Ahí es donde se abre una gran fisura en La La Land, una película que pone en boca de sus protagonistas un discurso que ella misma no está dispuesta a seguir. Uno podría pensar que, tal vez, lo único que ocurre es que la película que deseaba hacer el director coincide de manera involuntaria y milagrosa con el gusto popular, pero el mensaje que esgrimía la película anterior de Chazelle (Whiplash, 2014) arroja luz sobre lo que se esconde en esta otra: el deseo de reconocimiento del cineasta. En cierto modo, la vida de los personajes de la película se refleja en la actitud del propio director: Mia entra a una cafetería y todos la adoran, tal y como ocurría al principio del relato con otra actriz famosa. Para ascender de clase, de camarera a celebridad, la chica ha tenido que renunciar a muchas cosas, pero el fin justifica los medios, lo demás es secundario. Es el mismo mensaje que lanzaba Whiplash detrás de su montaje trepidante y su golpe de platillos: lo único importante es alcanzar un cierto estatus, aún cuando el alma quede rota.

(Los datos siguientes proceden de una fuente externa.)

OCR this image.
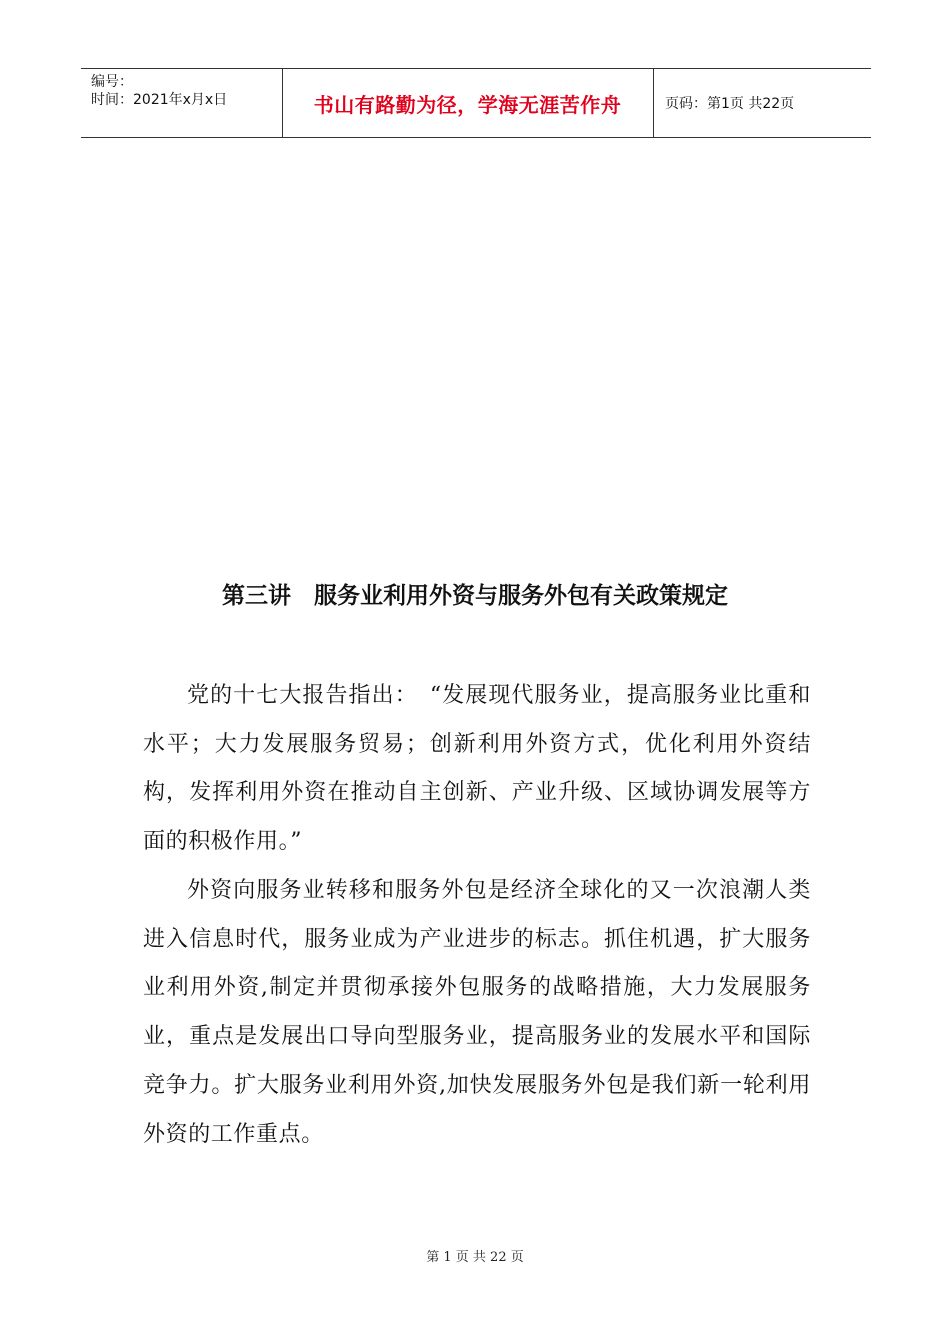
编号：
时间：2021年x月x日	书山有路勤为径，学海无涯苦作舟	页码：第1页 共22页
第三讲　服务业利用外资与服务外包有关政策规定

党的十七大报告指出：　“发展现代服务业，提高服务业比重和水平；大力发展服务贸易；创新利用外资方式，优化利用外资结构，发挥利用外资在推动自主创新、产业升级、区域协调发展等方面的积极作用。”

外资向服务业转移和服务外包是经济全球化的又一次浪潮人类进入信息时代，服务业成为产业进步的标志。抓住机遇，扩大服务业利用外资,制定并贯彻承接外包服务的战略措施，大力发展服务业，重点是发展出口导向型服务业，提高服务业的发展水平和国际竞争力。扩大服务业利用外资,加快发展服务外包是我们新一轮利用外资的工作重点。

第 1 页 共 22 页
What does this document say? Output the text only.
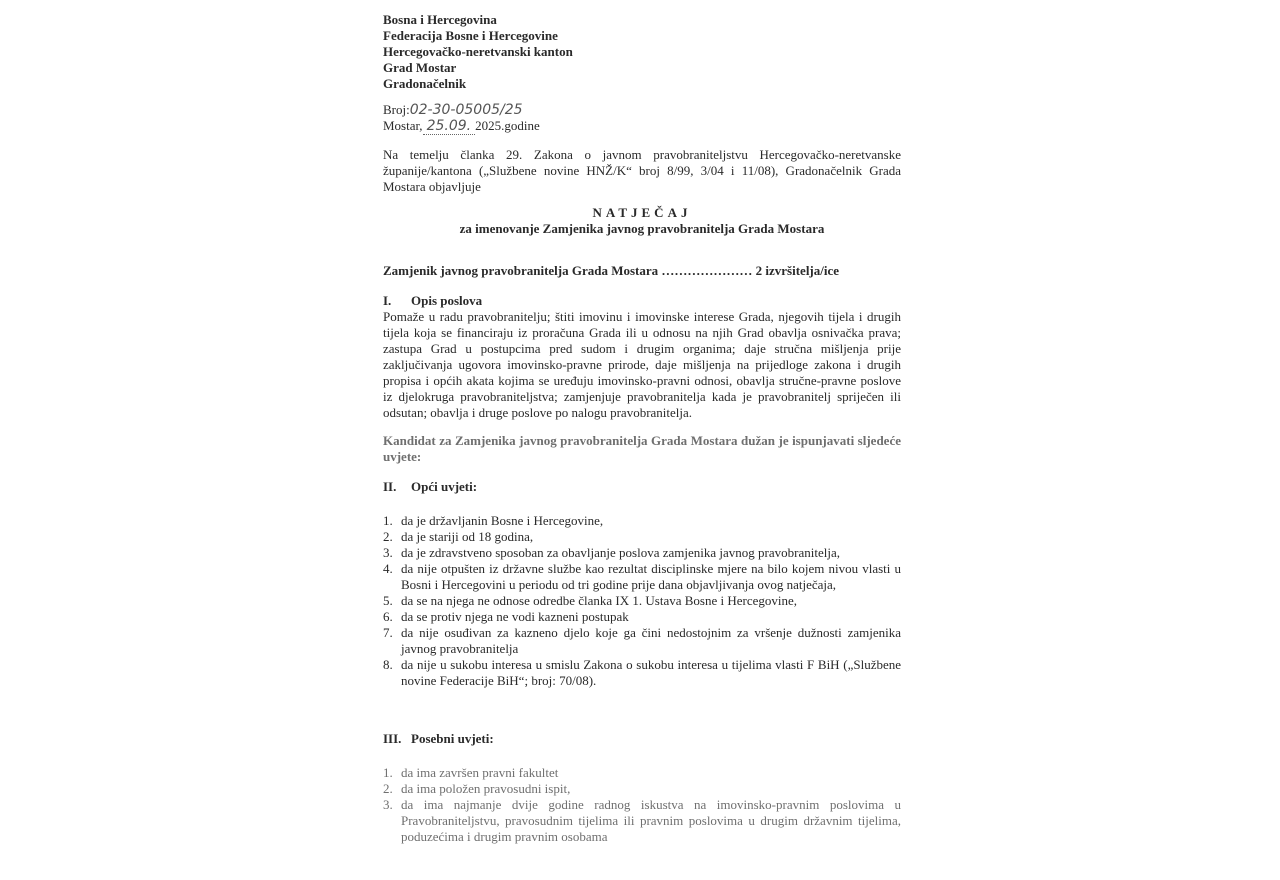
Bosna i Hercegovina

Federacija Bosne i Hercegovine

Hercegovačko-neretvanski kanton

Grad Mostar

Gradonačelnik

Broj: 02-30-05005/25
Mostar, 25.09. 2025.godine

Na temelju članka 29. Zakona o javnom pravobraniteljstvu Hercegovačko-neretvanske županije/kantona („Službene novine HNŽ/K“ broj 8/99, 3/04 i 11/08), Gradonačelnik Grada Mostara objavljuje

NATJEČAJ
za imenovanje Zamjenika javnog pravobranitelja Grada Mostara
Zamjenik javnog pravobranitelja Grada Mostara ………………… 2 izvršitelja/ice
I.	Opis poslova

Pomaže u radu pravobranitelju; štiti imovinu i imovinske interese Grada, njegovih tijela i drugih tijela koja se financiraju iz proračuna Grada ili u odnosu na njih Grad obavlja osnivačka prava; zastupa Grad u postupcima pred sudom i drugim organima; daje stručna mišljenja prije zaključivanja ugovora imovinsko-pravne prirode, daje mišljenja na prijedloge zakona i drugih propisa i općih akata kojima se uređuju imovinsko-pravni odnosi, obavlja stručne-pravne poslove iz djelokruga pravobraniteljstva; zamjenjuje pravobranitelja kada je pravobranitelj spriječen ili odsutan; obavlja i druge poslove po nalogu pravobranitelja.

Kandidat za Zamjenika javnog pravobranitelja Grada Mostara dužan je ispunjavati sljedeće uvjete:

II.	Opći uvjeti:
1. da je državljanin Bosne i Hercegovine,
2. da je stariji od 18 godina,
3. da je zdravstveno sposoban za obavljanje poslova zamjenika javnog pravobranitelja,
4. da nije otpušten iz državne službe kao rezultat disciplinske mjere na bilo kojem nivou vlasti u Bosni i Hercegovini u periodu od tri godine prije dana objavljivanja ovog natječaja,
5. da se na njega ne odnose odredbe članka IX 1. Ustava Bosne i Hercegovine,
6. da se protiv njega ne vodi kazneni postupak
7. da nije osuđivan za kazneno djelo koje ga čini nedostojnim za vršenje dužnosti zamjenika javnog pravobranitelja
8. da nije u sukobu interesa u smislu Zakona o sukobu interesa u tijelima vlasti F BiH („Službene novine Federacije BiH“; broj: 70/08).
III. Posebni uvjeti:
1. da ima završen pravni fakultet
2. da ima položen pravosudni ispit,
3. da ima najmanje dvije godine radnog iskustva na imovinsko-pravnim poslovima u Pravobraniteljstvu, pravosudnim tijelima ili pravnim poslovima u drugim državnim tijelima, poduzećima i drugim pravnim osobama
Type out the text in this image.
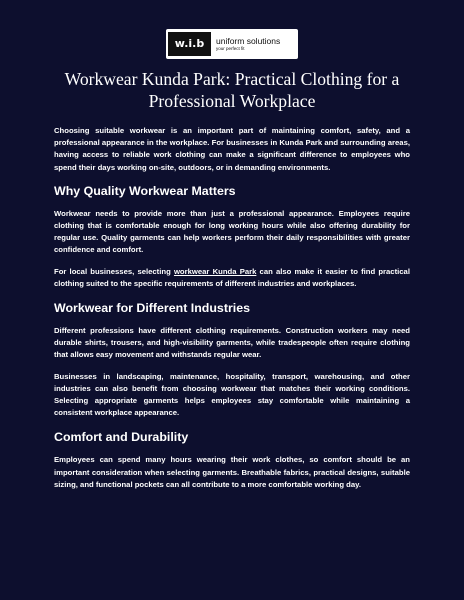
w.i.b	uniform solutions
your perfect fit
Workwear Kunda Park: Practical Clothing for a Professional Workplace

Choosing suitable workwear is an important part of maintaining comfort, safety, and a professional appearance in the workplace. For businesses in Kunda Park and surrounding areas, having access to reliable work clothing can make a significant difference to employees who spend their days working on-site, outdoors, or in demanding environments.

Why Quality Workwear Matters

Workwear needs to provide more than just a professional appearance. Employees require clothing that is comfortable enough for long working hours while also offering durability for regular use. Quality garments can help workers perform their daily responsibilities with greater confidence and comfort.

For local businesses, selecting workwear Kunda Park can also make it easier to find practical clothing suited to the specific requirements of different industries and workplaces.

Workwear for Different Industries

Different professions have different clothing requirements. Construction workers may need durable shirts, trousers, and high-visibility garments, while tradespeople often require clothing that allows easy movement and withstands regular wear.

Businesses in landscaping, maintenance, hospitality, transport, warehousing, and other industries can also benefit from choosing workwear that matches their working conditions. Selecting appropriate garments helps employees stay comfortable while maintaining a consistent workplace appearance.

Comfort and Durability

Employees can spend many hours wearing their work clothes, so comfort should be an important consideration when selecting garments. Breathable fabrics, practical designs, suitable sizing, and functional pockets can all contribute to a more comfortable working day.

De modo que tenemos a un cineasta tratando de congraciarse con un público que añora las añejas historias románticas, los zapatos de charol, los antiguos y más famosos musicales, un público que incluso recuerda con melancolía aquel desgastado rótulo de «Filmed in Cinemascope» con el que se abrían los filmes de la época dorada de Hollywood. Damien Chazelle rememora toda esa historia del cine, esa postal que ilustra la nostalgia por el glamour perdido, mientras escribe diálogos en los que el personaje de John Legend le recuerda a Sebastian que el arte consiste en innovar, en mirar hacia el futuro y reinventarse continuamente. Es la impostura definitiva de un filme que invita a recordar el peligro de los mensajes que esconden ciertas ficciones y la honestidad (o la falta de ella) sobre la que están construidas.
Mientras la película avanza a golpe de planos-secuencia en los números musicales, el plano-contraplano domina las conversaciones entre los amantes. Dos grandes errores de una puesta en escena que se niega a sí misma: unir tomas de manera digital para fingir las bondades de un auténtico plano-secuencia sigue siendo tan pobre en lo visual como la recreación de un actor real mediante CGI, mientras que en las escenas más importantes de todo el relato (las conversaciones íntimas) no hay ninguna escritura comunicante tras la cámara, sólo bustos parlantes que recitan su texto. Pero nada de eso importa: como hace la propia Mia cuando se coloca frente a una pantalla de cine para poder encontrar a su pareja, La La Land se pone delante de todo ese mismo cine que convoca a golpe de fuego artificial. No hay reescritura, ni reformulación, sólo congregación de todo aquello que una vez tuvo un éxito masivo. Del mismo modo que la joven protagonista cuando regresa a aquel café convertida en una estrella, la película ha encontrado el aplauso renunciando a una identidad propia. Lo que termina por desvelar el cine de Damien Chazelle es que tras el placer de la experiencia cinematográfica sigue siendo importante pensar en el mundo que estamos construyendo.